Lipid effects of celiprolol, a new cardioselective beta-blocker, versus propranolol

The metabolic effects of celiprolol, a new beta-adrenoceptor blocking agent with intrinsic sympathomimetic activity and alpha 2-blocking properties, were evaluated in a series of patients with hypertension, both with and without hyperlipidemia. Propranolol was tested as the reference drug in a randomized double-blind trial. Of the 35 patients of both sexes who completed the study, 17 were hyperlipidemic (low-density lipoprotein cholesterol greater than or equal to 170 mg/dl) and 18 were normolipidemic.

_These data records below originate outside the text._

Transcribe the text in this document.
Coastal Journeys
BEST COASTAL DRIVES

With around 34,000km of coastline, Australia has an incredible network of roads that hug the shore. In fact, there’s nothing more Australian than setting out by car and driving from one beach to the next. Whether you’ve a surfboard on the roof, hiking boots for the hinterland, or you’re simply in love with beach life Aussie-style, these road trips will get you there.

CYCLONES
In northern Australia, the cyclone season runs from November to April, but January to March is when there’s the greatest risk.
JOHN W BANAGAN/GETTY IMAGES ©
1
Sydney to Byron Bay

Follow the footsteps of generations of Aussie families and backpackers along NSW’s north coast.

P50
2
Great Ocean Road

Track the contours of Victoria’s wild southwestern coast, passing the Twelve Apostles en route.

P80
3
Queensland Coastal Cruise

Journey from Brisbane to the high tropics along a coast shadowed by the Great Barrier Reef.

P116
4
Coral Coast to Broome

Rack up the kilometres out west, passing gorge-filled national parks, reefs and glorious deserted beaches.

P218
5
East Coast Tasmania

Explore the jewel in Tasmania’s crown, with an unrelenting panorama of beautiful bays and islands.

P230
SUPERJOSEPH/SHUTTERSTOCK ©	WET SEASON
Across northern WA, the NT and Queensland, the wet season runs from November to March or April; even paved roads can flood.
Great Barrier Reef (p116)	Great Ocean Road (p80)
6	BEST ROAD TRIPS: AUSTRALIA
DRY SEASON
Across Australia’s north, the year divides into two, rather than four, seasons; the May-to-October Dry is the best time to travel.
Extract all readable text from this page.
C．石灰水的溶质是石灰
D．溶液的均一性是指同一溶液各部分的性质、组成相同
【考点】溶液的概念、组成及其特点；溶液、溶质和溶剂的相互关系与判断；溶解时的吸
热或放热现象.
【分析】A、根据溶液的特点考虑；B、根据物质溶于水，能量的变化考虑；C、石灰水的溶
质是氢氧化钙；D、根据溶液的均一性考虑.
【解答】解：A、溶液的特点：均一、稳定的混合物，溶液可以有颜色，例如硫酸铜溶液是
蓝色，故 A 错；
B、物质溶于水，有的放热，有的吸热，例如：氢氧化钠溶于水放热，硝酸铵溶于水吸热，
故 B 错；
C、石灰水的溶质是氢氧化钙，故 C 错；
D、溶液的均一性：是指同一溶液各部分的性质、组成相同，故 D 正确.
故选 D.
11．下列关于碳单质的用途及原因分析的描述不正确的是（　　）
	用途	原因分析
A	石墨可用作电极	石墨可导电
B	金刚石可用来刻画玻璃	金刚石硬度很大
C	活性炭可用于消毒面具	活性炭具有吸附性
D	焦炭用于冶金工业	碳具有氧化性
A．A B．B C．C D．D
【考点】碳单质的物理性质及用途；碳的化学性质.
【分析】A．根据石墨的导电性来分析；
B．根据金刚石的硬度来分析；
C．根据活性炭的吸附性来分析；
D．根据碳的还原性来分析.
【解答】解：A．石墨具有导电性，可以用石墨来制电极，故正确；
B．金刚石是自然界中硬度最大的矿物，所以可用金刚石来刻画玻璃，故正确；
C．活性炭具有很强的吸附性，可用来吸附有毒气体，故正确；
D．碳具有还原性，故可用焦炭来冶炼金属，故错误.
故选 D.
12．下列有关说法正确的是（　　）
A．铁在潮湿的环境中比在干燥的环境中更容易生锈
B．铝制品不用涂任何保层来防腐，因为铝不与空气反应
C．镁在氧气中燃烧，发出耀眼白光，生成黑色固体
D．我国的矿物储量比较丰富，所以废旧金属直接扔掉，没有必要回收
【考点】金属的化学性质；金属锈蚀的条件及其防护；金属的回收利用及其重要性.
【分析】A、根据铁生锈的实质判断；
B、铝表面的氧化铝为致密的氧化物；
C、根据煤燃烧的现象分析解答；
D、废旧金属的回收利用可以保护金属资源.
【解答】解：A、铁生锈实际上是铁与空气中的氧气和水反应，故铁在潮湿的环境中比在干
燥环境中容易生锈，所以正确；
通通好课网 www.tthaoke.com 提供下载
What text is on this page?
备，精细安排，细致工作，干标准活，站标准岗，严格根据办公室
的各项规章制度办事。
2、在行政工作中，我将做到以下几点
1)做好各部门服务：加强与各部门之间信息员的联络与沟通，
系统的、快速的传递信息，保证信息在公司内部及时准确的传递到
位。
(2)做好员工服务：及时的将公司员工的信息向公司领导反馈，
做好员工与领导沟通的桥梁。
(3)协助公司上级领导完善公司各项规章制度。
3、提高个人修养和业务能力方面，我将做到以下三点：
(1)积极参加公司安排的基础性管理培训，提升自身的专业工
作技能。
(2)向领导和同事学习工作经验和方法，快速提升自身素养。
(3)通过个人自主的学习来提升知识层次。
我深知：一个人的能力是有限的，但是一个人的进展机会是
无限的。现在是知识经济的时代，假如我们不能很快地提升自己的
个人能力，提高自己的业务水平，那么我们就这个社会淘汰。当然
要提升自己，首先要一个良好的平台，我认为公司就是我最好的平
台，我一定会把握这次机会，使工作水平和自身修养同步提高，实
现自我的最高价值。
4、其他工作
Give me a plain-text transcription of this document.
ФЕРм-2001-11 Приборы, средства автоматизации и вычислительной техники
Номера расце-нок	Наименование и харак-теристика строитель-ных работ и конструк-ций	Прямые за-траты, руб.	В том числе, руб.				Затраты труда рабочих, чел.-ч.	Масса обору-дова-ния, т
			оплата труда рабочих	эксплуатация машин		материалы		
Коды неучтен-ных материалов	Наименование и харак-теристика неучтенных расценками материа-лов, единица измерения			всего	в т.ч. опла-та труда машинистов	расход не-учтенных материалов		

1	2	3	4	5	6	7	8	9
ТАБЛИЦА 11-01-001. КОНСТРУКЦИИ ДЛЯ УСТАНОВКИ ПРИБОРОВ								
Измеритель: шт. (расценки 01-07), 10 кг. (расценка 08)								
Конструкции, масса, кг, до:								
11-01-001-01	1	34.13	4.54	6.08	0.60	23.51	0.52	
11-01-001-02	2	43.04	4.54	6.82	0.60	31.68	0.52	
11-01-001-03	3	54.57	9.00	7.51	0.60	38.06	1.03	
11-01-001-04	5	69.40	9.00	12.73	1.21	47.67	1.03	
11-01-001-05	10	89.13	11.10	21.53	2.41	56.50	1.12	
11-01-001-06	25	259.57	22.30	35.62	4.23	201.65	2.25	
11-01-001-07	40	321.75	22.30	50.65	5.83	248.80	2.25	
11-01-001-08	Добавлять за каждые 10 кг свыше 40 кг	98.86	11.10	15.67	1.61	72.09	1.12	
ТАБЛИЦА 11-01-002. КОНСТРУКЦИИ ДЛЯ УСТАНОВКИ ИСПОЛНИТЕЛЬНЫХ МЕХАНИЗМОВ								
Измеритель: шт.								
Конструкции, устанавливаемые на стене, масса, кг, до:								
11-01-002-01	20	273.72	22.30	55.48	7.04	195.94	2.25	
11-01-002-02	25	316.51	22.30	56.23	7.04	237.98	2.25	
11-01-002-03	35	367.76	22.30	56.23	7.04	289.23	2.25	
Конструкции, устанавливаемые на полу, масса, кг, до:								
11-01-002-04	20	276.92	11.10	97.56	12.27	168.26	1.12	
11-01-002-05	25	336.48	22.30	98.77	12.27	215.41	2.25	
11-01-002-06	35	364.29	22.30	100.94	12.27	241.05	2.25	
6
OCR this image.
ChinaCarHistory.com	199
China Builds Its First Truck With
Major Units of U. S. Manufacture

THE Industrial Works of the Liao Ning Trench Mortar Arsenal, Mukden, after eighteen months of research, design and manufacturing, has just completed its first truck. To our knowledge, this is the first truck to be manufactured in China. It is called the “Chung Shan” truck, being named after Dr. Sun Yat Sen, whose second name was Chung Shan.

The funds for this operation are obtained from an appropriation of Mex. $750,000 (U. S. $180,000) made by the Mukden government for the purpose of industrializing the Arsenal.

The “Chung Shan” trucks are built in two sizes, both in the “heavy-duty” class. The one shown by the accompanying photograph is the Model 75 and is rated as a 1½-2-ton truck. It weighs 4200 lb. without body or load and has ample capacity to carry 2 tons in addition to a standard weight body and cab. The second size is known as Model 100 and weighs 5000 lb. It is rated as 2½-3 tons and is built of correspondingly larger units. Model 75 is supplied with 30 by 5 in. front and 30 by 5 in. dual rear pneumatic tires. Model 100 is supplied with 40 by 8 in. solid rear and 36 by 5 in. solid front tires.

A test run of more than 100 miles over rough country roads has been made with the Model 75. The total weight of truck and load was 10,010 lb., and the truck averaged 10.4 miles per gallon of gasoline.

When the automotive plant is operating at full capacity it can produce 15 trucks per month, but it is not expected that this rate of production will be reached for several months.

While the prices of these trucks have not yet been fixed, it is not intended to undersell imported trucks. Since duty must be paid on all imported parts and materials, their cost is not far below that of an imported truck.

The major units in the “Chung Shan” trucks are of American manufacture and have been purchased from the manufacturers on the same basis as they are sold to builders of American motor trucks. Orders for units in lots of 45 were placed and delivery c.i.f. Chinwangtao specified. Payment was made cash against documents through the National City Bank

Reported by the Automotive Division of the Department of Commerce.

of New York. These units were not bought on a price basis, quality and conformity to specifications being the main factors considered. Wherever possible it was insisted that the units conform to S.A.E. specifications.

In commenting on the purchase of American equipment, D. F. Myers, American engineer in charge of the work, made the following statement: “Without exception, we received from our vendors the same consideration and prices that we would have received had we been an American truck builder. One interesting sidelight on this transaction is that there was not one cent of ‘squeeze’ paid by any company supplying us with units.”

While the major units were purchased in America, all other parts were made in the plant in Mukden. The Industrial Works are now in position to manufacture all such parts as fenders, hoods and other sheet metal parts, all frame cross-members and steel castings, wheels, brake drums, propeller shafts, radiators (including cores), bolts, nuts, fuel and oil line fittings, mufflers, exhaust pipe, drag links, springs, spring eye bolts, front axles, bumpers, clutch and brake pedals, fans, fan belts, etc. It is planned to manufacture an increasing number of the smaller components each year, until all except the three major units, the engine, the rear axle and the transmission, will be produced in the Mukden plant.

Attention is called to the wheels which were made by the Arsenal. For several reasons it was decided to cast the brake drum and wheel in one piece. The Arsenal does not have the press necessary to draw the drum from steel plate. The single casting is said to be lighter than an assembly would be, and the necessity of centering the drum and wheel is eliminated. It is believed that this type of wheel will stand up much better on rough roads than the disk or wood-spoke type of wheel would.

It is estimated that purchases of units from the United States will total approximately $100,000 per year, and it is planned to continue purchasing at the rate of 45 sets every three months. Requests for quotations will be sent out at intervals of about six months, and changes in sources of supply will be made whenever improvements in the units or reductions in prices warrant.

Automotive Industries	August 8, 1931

Both drugs exerted a similar hypotensive effect after gradual dose adjustment; however, propranolol reduced heart rate to a higher extent (-20.5%) than celiprolol (-7.7%). Propranolol determined a significant rise of total and very low-density lipoprotein (VLDL) associated triglyceridemia, whereas high-density lipoprotein cholesterol (HDL cholesterol) levels and the total cholesterol/HDL cholesterol ratios were significantly depressed, particularly in hyperlipidemic patients. Celiprolol, in contrast, slightly decreased triglyceridemia (significantly in the hyperlipidemic group at week 12) and caused a 5% increase of the HDL cholesterol levels. The total cholesterol/HDL cholesterol ratio was reduced by celiprolol at week 16 in both hyperlipidemic and normolipidemic patients. The effects of the two beta-adrenoceptor blockers on HDL cholesterol and triglyceride levels differed significantly after 12 and 16 weeks of treatment, which confirm the divergent metabolic effects of the two agents.